Testi critici
Gabriele Simongini
“L’arte e le donne: quando la tecnica è prima di tutto accurata laboriosità”
L’Informazione, febbraio 1995
(…) Un concreto invito a “costruire”, a “lasciar tracce” di sé, in un modo naturale ed equilibrato, rispettoso di antiche ritualità, è quello rivolto da Immacolata Datti all’uomo del Duemila, nelle sue sculture. La Datti usa con delicata perizia materiali elementari (terracotta, tufo , travertino, peperino, ecc.) per edificare “architetture” ed oggetti concepiti come nuclei plastici irradianti un profondo senso costruttivo, pittorico (i colori naturali delle materie stesse) e persino musicale.
Non per niente l’artista, lungo tutti gli anni Ottanta ha realizzato vere e proprie sculture sonore.
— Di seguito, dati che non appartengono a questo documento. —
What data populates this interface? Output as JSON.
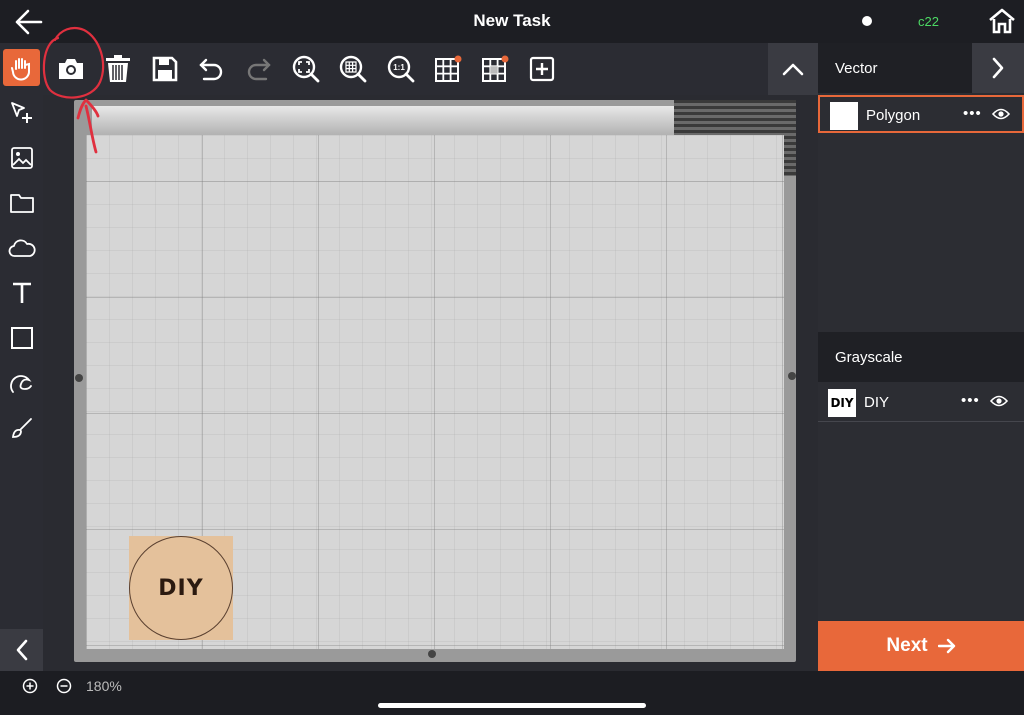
{
  "header": {
    "title": "New Task",
    "device_label": "c22",
    "device_color": "#4cd964"
  },
  "toolbar": {
    "items": [
      "camera-icon",
      "trash-icon",
      "save-icon",
      "undo-icon",
      "redo-icon",
      "zoom-fit-icon",
      "zoom-grid-icon",
      "zoom-1to1-icon",
      "grid-icon",
      "grid-settings-icon",
      "add-icon"
    ],
    "zoom_1to1_label": "1:1"
  },
  "left_tools": [
    "hand-icon",
    "select-add-icon",
    "image-icon",
    "folder-icon",
    "cloud-icon",
    "text-icon",
    "rectangle-icon",
    "draw-icon",
    "brush-icon"
  ],
  "panel": {
    "vector_title": "Vector",
    "grayscale_title": "Grayscale",
    "vector_layers": [
      {
        "name": "Polygon",
        "more": "•••"
      }
    ],
    "grayscale_layers": [
      {
        "name": "DIY",
        "thumb_text": "DIY",
        "more": "•••"
      }
    ]
  },
  "canvas": {
    "engrave_text": "DIY"
  },
  "next_label": "Next",
  "zoom_level": "180%",
  "colors": {
    "accent": "#e8683a",
    "annotation": "#e0303f"
  }
}
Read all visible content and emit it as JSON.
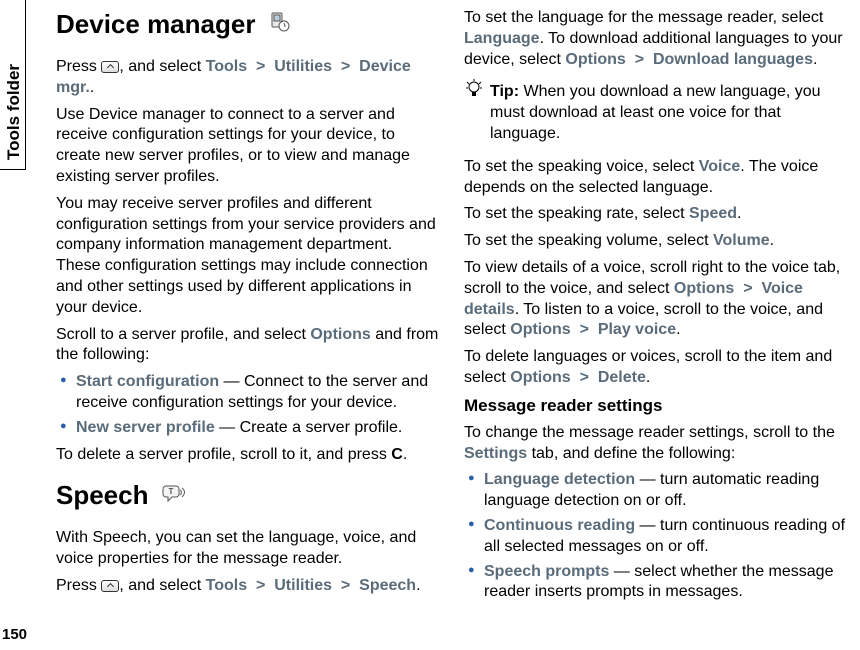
{
  "sideTab": "Tools folder",
  "pageNumber": "150",
  "dm": {
    "title": "Device manager",
    "p1a": "Press ",
    "p1b": ", and select ",
    "nav1": "Tools",
    "sep": ">",
    "nav2": "Utilities",
    "nav3": "Device mgr.",
    "p1c": ".",
    "p2": "Use Device manager to connect to a server and receive configuration settings for your device, to create new server profiles, or to view and manage existing server profiles.",
    "p3": "You may receive server profiles and different configuration settings from your service providers and company information management department. These configuration settings may include connection and other settings used by different applications in your device.",
    "p4a": "Scroll to a server profile, and select ",
    "p4opt": "Options",
    "p4b": " and from the following:",
    "b1name": "Start configuration",
    "b1desc": " — Connect to the server and receive configuration settings for your device.",
    "b2name": "New server profile",
    "b2desc": " — Create a server profile.",
    "p5a": "To delete a server profile, scroll to it, and press ",
    "p5key": "C",
    "p5b": "."
  },
  "sp": {
    "title": "Speech",
    "p1": "With Speech, you can set the language, voice, and voice properties for the message reader.",
    "p2a": "Press ",
    "p2b": ", and select ",
    "nav1": "Tools",
    "nav2": "Utilities",
    "nav3": "Speech",
    "p2c": ".",
    "p3a": "To set the language for the message reader, select ",
    "lang": "Language",
    "p3b": ". To download additional languages to your device, select ",
    "opt": "Options",
    "dl": "Download languages",
    "p3c": ".",
    "tipLabel": "Tip:",
    "tipText": " When you download a new language, you must download at least one voice for that language.",
    "p4a": "To set the speaking voice, select ",
    "voice": "Voice",
    "p4b": ". The voice depends on the selected language.",
    "p5a": "To set the speaking rate, select ",
    "speed": "Speed",
    "p5b": ".",
    "p6a": "To set the speaking volume, select ",
    "volume": "Volume",
    "p6b": ".",
    "p7a": "To view details of a voice, scroll right to the voice tab, scroll to the voice, and select ",
    "vd": "Voice details",
    "p7b": ". To listen to a voice, scroll to the voice, and select ",
    "pv": "Play voice",
    "p7c": ".",
    "p8a": "To delete languages or voices, scroll to the item and select ",
    "del": "Delete",
    "p8b": ".",
    "h2": "Message reader settings",
    "p9a": "To change the message reader settings, scroll to the ",
    "settings": "Settings",
    "p9b": " tab, and define the following:",
    "s1name": "Language detection",
    "s1desc": " — turn automatic reading language detection on or off.",
    "s2name": "Continuous reading",
    "s2desc": " — turn continuous reading of all selected messages on or off.",
    "s3name": "Speech prompts",
    "s3desc": " — select whether the message reader inserts prompts in messages."
  }
}
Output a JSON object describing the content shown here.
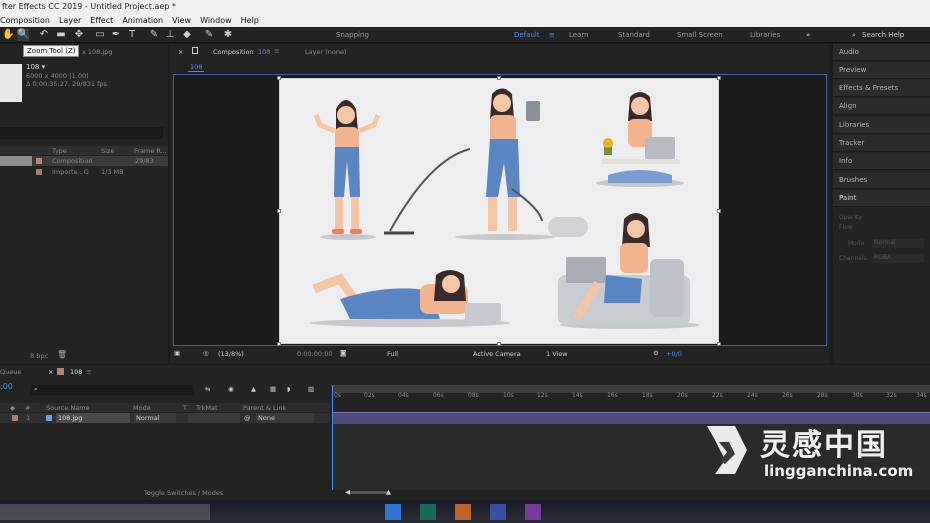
{
  "app": {
    "title": "fter Effects CC 2019 - Untitled Project.aep *"
  },
  "menu": [
    "Composition",
    "Layer",
    "Effect",
    "Animation",
    "View",
    "Window",
    "Help"
  ],
  "toolbar": {
    "snapping": "Snapping",
    "workspaces": [
      "Default",
      "Learn",
      "Standard",
      "Small Screen",
      "Libraries"
    ],
    "search_placeholder": "Search Help"
  },
  "tooltip": "Zoom Tool (Z)",
  "project": {
    "tab": "x 108.jpg",
    "item_name": "108 ▾",
    "item_info1": "6000 x 4000 (1.00)",
    "item_info2": "Δ 0:00:35:27, 29/831 fps",
    "columns": [
      "Type",
      "Size",
      "Frame R..."
    ],
    "rows": [
      {
        "type": "Composition",
        "size": "",
        "fr": "29/83"
      },
      {
        "type": "Importe...G",
        "size": "1/3 MB",
        "fr": ""
      }
    ],
    "footer": "8 bpc"
  },
  "comp": {
    "tab_label": "Composition",
    "tab_name": "108",
    "layer_label": "Layer (none)",
    "breadcrumb": "108",
    "footer": {
      "zoom": "(13/8%)",
      "time": "0:00:00:00",
      "res": "Full",
      "camera": "Active Camera",
      "views": "1 View",
      "offset": "+0/0"
    }
  },
  "rightpanel": {
    "items": [
      "Audio",
      "Preview",
      "Effects & Presets",
      "Align",
      "Libraries",
      "Tracker",
      "Info",
      "Brushes",
      "Paint"
    ],
    "paint": {
      "opacity": "Opacity",
      "flow": "Flow",
      "mode": "Mode",
      "mode_val": "Normal",
      "channels": "Channels",
      "channels_val": "RGBA"
    }
  },
  "timeline": {
    "queue": "Queue",
    "tab": "108",
    "time": ":00",
    "search_icon": "search-icon",
    "columns": {
      "source": "Source Name",
      "mode": "Mode",
      "t": "T",
      "trkmat": "TrkMat",
      "parent": "Parent & Link"
    },
    "layer": {
      "num": "1",
      "name": "108.jpg",
      "mode": "Normal",
      "parent": "None"
    },
    "ticks": [
      "0s",
      "02s",
      "04s",
      "06s",
      "08s",
      "10s",
      "12s",
      "14s",
      "16s",
      "18s",
      "20s",
      "22s",
      "24s",
      "26s",
      "28s",
      "30s",
      "32s",
      "34s"
    ],
    "toggle": "Toggle Switches / Modes"
  },
  "watermark": {
    "cn": "灵感中国",
    "url": "lingganchina.com"
  }
}
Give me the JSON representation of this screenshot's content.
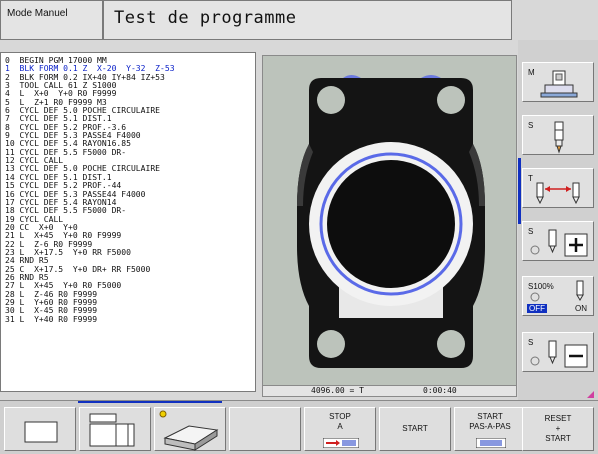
{
  "header": {
    "mode": "Mode Manuel",
    "title": "Test de programme"
  },
  "program": {
    "active_line": 1,
    "lines": [
      "0  BEGIN PGM 17000 MM",
      "1  BLK FORM 0.1 Z  X-20  Y-32  Z-53",
      "2  BLK FORM 0.2 IX+40 IY+84 IZ+53",
      "3  TOOL CALL 61 Z S1000",
      "4  L  X+0  Y+0 R0 F9999",
      "5  L  Z+1 R0 F9999 M3",
      "6  CYCL DEF 5.0 POCHE CIRCULAIRE",
      "7  CYCL DEF 5.1 DIST.1",
      "8  CYCL DEF 5.2 PROF.-3.6",
      "9  CYCL DEF 5.3 PASSE4 F4000",
      "10 CYCL DEF 5.4 RAYON16.85",
      "11 CYCL DEF 5.5 F5000 DR-",
      "12 CYCL CALL",
      "13 CYCL DEF 5.0 POCHE CIRCULAIRE",
      "14 CYCL DEF 5.1 DIST.1",
      "15 CYCL DEF 5.2 PROF.-44",
      "16 CYCL DEF 5.3 PASSE44 F4000",
      "17 CYCL DEF 5.4 RAYON14",
      "18 CYCL DEF 5.5 F5000 DR-",
      "19 CYCL CALL",
      "20 CC  X+0  Y+0",
      "21 L  X+45  Y+0 R0 F9999",
      "22 L  Z-6 R0 F9999",
      "23 L  X+17.5  Y+0 RR F5000",
      "24 RND R5",
      "25 C  X+17.5  Y+0 DR+ RR F5000",
      "26 RND R5",
      "27 L  X+45  Y+0 R0 F5000",
      "28 L  Z-46 R0 F9999",
      "29 L  Y+60 R0 F9999",
      "30 L  X-45 R0 F9999",
      "31 L  Y+40 R0 F9999"
    ]
  },
  "status": {
    "time_value": "4096.00 = T",
    "elapsed": "0:00:40"
  },
  "side_softkeys": {
    "m_label": "M",
    "s_label": "S",
    "t_label": "T",
    "s2_label": "S",
    "override_label": "S100%",
    "off_label": "OFF",
    "on_label": "ON",
    "s3_label": "S"
  },
  "bottom_softkeys": {
    "stop_line1": "STOP",
    "stop_line2": "A",
    "start": "START",
    "start_pas_line1": "START",
    "start_pas_line2": "PAS-A-PAS",
    "reset_line1": "RESET",
    "reset_line2": "+",
    "reset_line3": "START"
  },
  "colors": {
    "accent_blue": "#1030c0",
    "workpiece": "#111111",
    "background_sim": "#bcc3bb"
  }
}
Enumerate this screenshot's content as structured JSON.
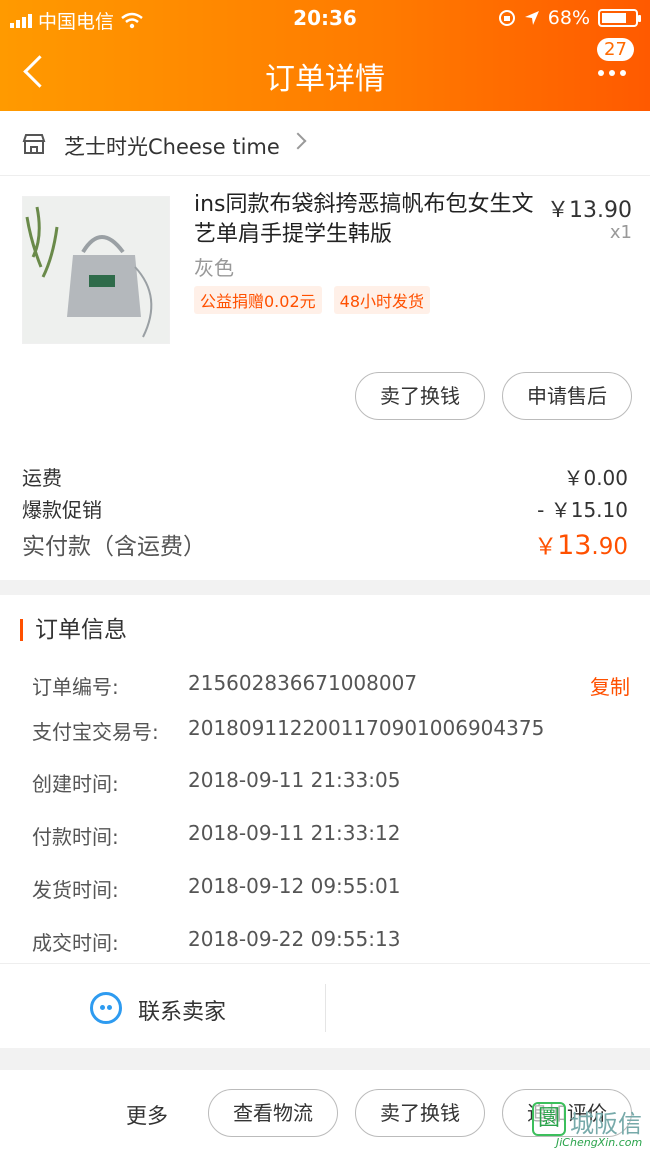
{
  "status_bar": {
    "carrier": "中国电信",
    "time": "20:36",
    "battery": "68%"
  },
  "header": {
    "title": "订单详情",
    "badge_count": "27"
  },
  "shop": {
    "name": "芝士时光Cheese time"
  },
  "product": {
    "title": "ins同款布袋斜挎恶搞帆布包女生文艺单肩手提学生韩版",
    "price": "￥13.90",
    "quantity": "x1",
    "sku": "灰色",
    "tags": [
      "公益捐赠0.02元",
      "48小时发货"
    ],
    "actions": {
      "sell": "卖了换钱",
      "after_sale": "申请售后"
    }
  },
  "fees": {
    "shipping_label": "运费",
    "shipping_value": "￥0.00",
    "promo_label": "爆款促销",
    "promo_value": "- ￥15.10",
    "total_label": "实付款（含运费）",
    "total_currency": "￥",
    "total_int": "13",
    "total_dec": ".90"
  },
  "order_info": {
    "title": "订单信息",
    "copy_label": "复制",
    "rows": [
      {
        "key": "订单编号:",
        "value": "215602836671008007"
      },
      {
        "key": "支付宝交易号:",
        "value": "2018091122001170901006904375"
      },
      {
        "key": "创建时间:",
        "value": "2018-09-11 21:33:05"
      },
      {
        "key": "付款时间:",
        "value": "2018-09-11 21:33:12"
      },
      {
        "key": "发货时间:",
        "value": "2018-09-12 09:55:01"
      },
      {
        "key": "成交时间:",
        "value": "2018-09-22 09:55:13"
      }
    ]
  },
  "contact": {
    "label": "联系卖家"
  },
  "bottom_bar": {
    "more": "更多",
    "logistics": "查看物流",
    "sell": "卖了换钱",
    "review": "追加评价"
  },
  "watermark": {
    "mark": "圜",
    "name": "城阪信",
    "url": "JiChengXin.com"
  },
  "colors": {
    "accent": "#ff5000",
    "header": "#ff7a00",
    "contact_icon": "#2e9bf0"
  }
}
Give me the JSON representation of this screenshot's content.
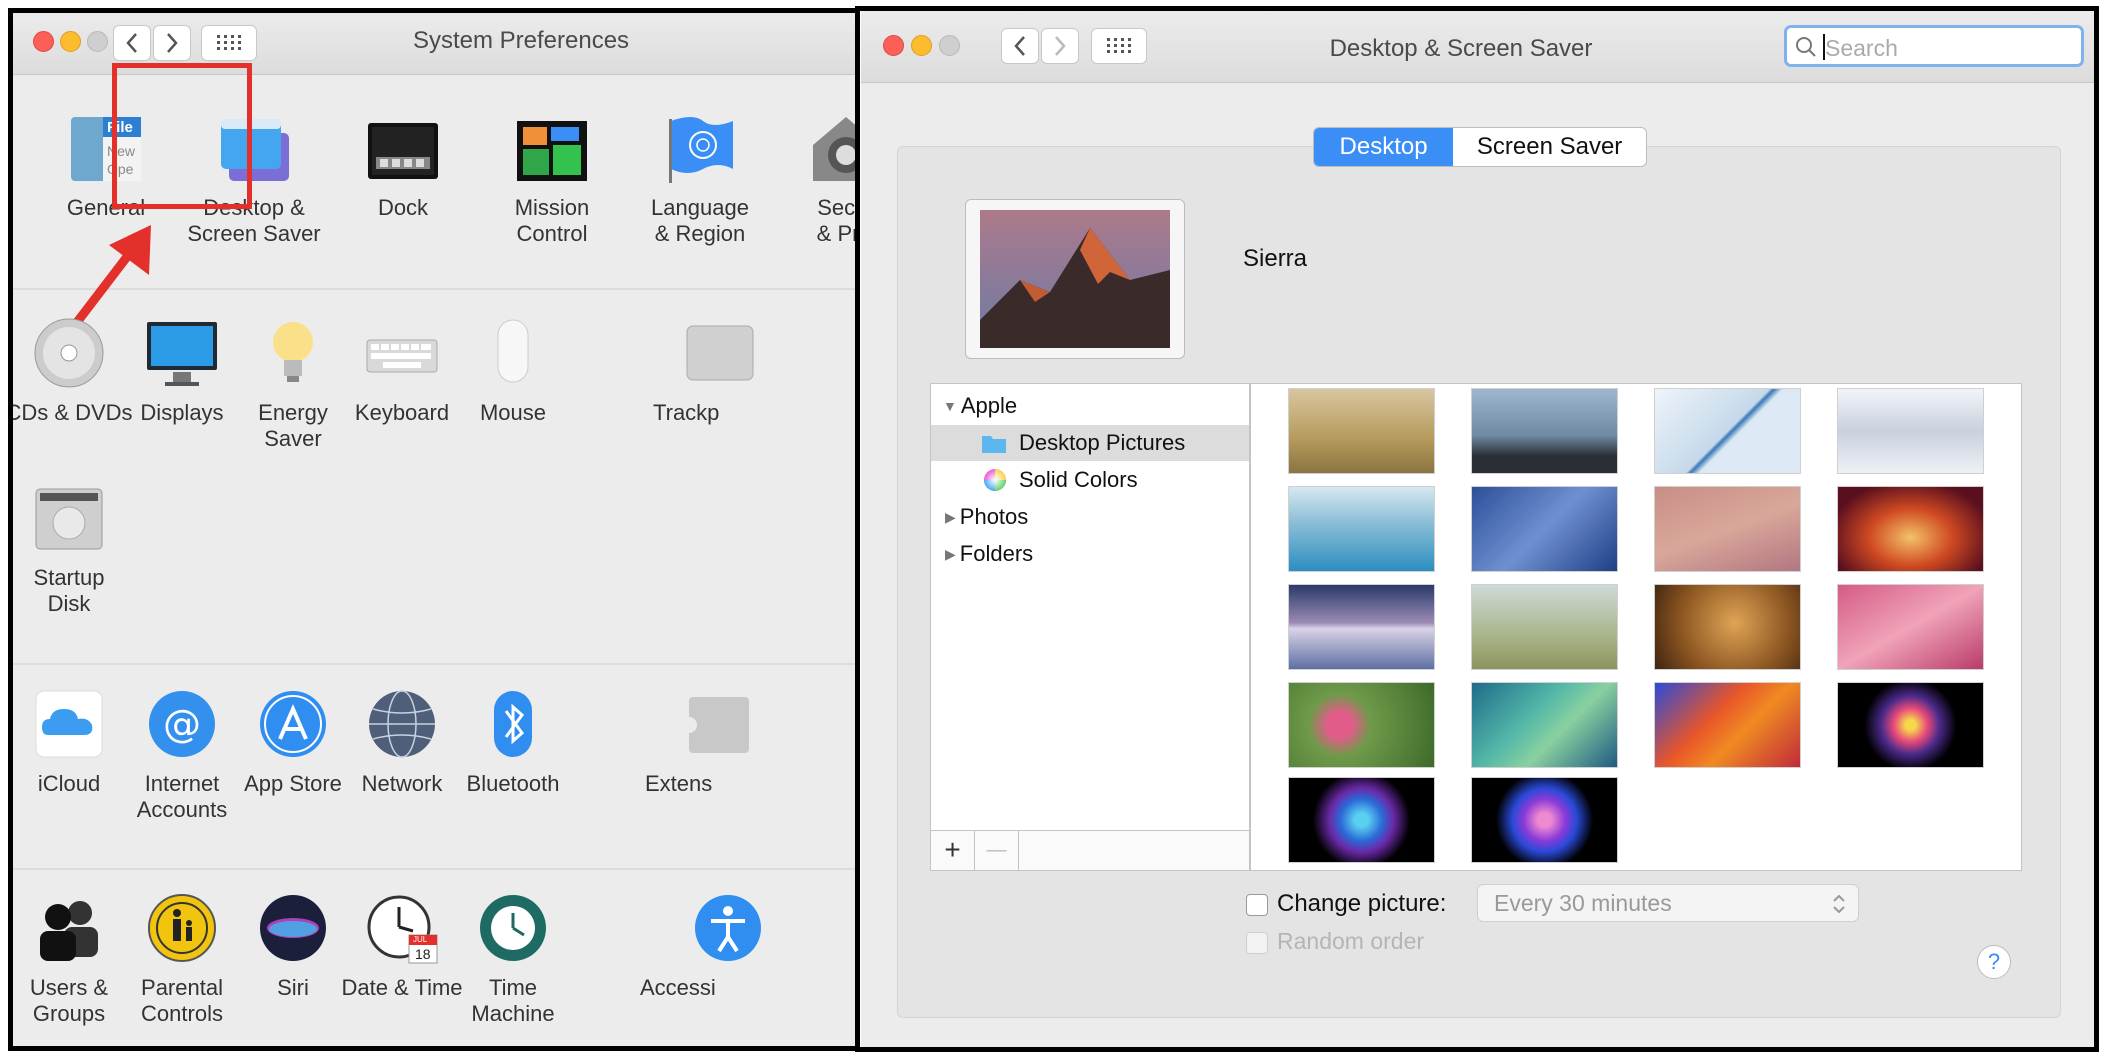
{
  "sysprefs": {
    "title": "System Preferences",
    "rows": [
      [
        {
          "name": "general",
          "label": "General"
        },
        {
          "name": "desktop-screensaver",
          "label": "Desktop &\nScreen Saver"
        },
        {
          "name": "dock",
          "label": "Dock"
        },
        {
          "name": "mission-control",
          "label": "Mission\nControl"
        },
        {
          "name": "language-region",
          "label": "Language\n& Region"
        },
        {
          "name": "security-privacy",
          "label": "Secur\n& Priv"
        }
      ],
      [
        {
          "name": "cds-dvds",
          "label": "CDs & DVDs"
        },
        {
          "name": "displays",
          "label": "Displays"
        },
        {
          "name": "energy-saver",
          "label": "Energy\nSaver"
        },
        {
          "name": "keyboard",
          "label": "Keyboard"
        },
        {
          "name": "mouse",
          "label": "Mouse"
        },
        {
          "name": "trackpad",
          "label": "Trackp"
        }
      ],
      [
        {
          "name": "startup-disk",
          "label": "Startup\nDisk"
        }
      ],
      [
        {
          "name": "icloud",
          "label": "iCloud"
        },
        {
          "name": "internet-accounts",
          "label": "Internet\nAccounts"
        },
        {
          "name": "app-store",
          "label": "App Store"
        },
        {
          "name": "network",
          "label": "Network"
        },
        {
          "name": "bluetooth",
          "label": "Bluetooth"
        },
        {
          "name": "extensions",
          "label": "Extens"
        }
      ],
      [
        {
          "name": "users-groups",
          "label": "Users &\nGroups"
        },
        {
          "name": "parental-controls",
          "label": "Parental\nControls"
        },
        {
          "name": "siri",
          "label": "Siri"
        },
        {
          "name": "date-time",
          "label": "Date & Time"
        },
        {
          "name": "time-machine",
          "label": "Time\nMachine"
        },
        {
          "name": "accessibility",
          "label": "Accessi"
        }
      ]
    ],
    "general_icon_text": [
      "File",
      "New",
      "Ope"
    ],
    "calendar_icon_text": {
      "month": "JUL",
      "day": "18"
    }
  },
  "desktop": {
    "title": "Desktop & Screen Saver",
    "search_placeholder": "Search",
    "tabs": [
      "Desktop",
      "Screen Saver"
    ],
    "active_tab": "Desktop",
    "current_picture_name": "Sierra",
    "sources": [
      {
        "label": "Apple",
        "disclosure": "expanded"
      },
      {
        "label": "Desktop Pictures",
        "selected": true
      },
      {
        "label": "Solid Colors"
      },
      {
        "label": "Photos",
        "disclosure": "collapsed"
      },
      {
        "label": "Folders",
        "disclosure": "collapsed"
      }
    ],
    "add_label": "+",
    "remove_label": "—",
    "change_picture_label": "Change picture:",
    "change_picture_checked": false,
    "interval_value": "Every 30 minutes",
    "random_order_label": "Random order",
    "random_order_enabled": false,
    "help_label": "?",
    "thumbnail_count": 18
  },
  "colors": {
    "accent": "#3b8ef5",
    "highlight": "#e3302a"
  }
}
Immacolata Datti, con una salda sobrietà, intende coinvolgere nelle sue creazioni tutto il complesso sensorio dell’osservatore: ogni materiale delle sue sculture ha un proprio suono, una propria consistenza e una propria “pelle” da toccare, insomma una propria “sensualità”. Accanto ad opere cariche di una forza “primordiale”, quale ad esempio è percepibile in “Porta Etrusca”, vanno ricordate alcune realizzazioni connaturate ad u uso più quotidiano, quasi domestico, sotto un certo punto di vista, come in “Botticella” e “Pianola”.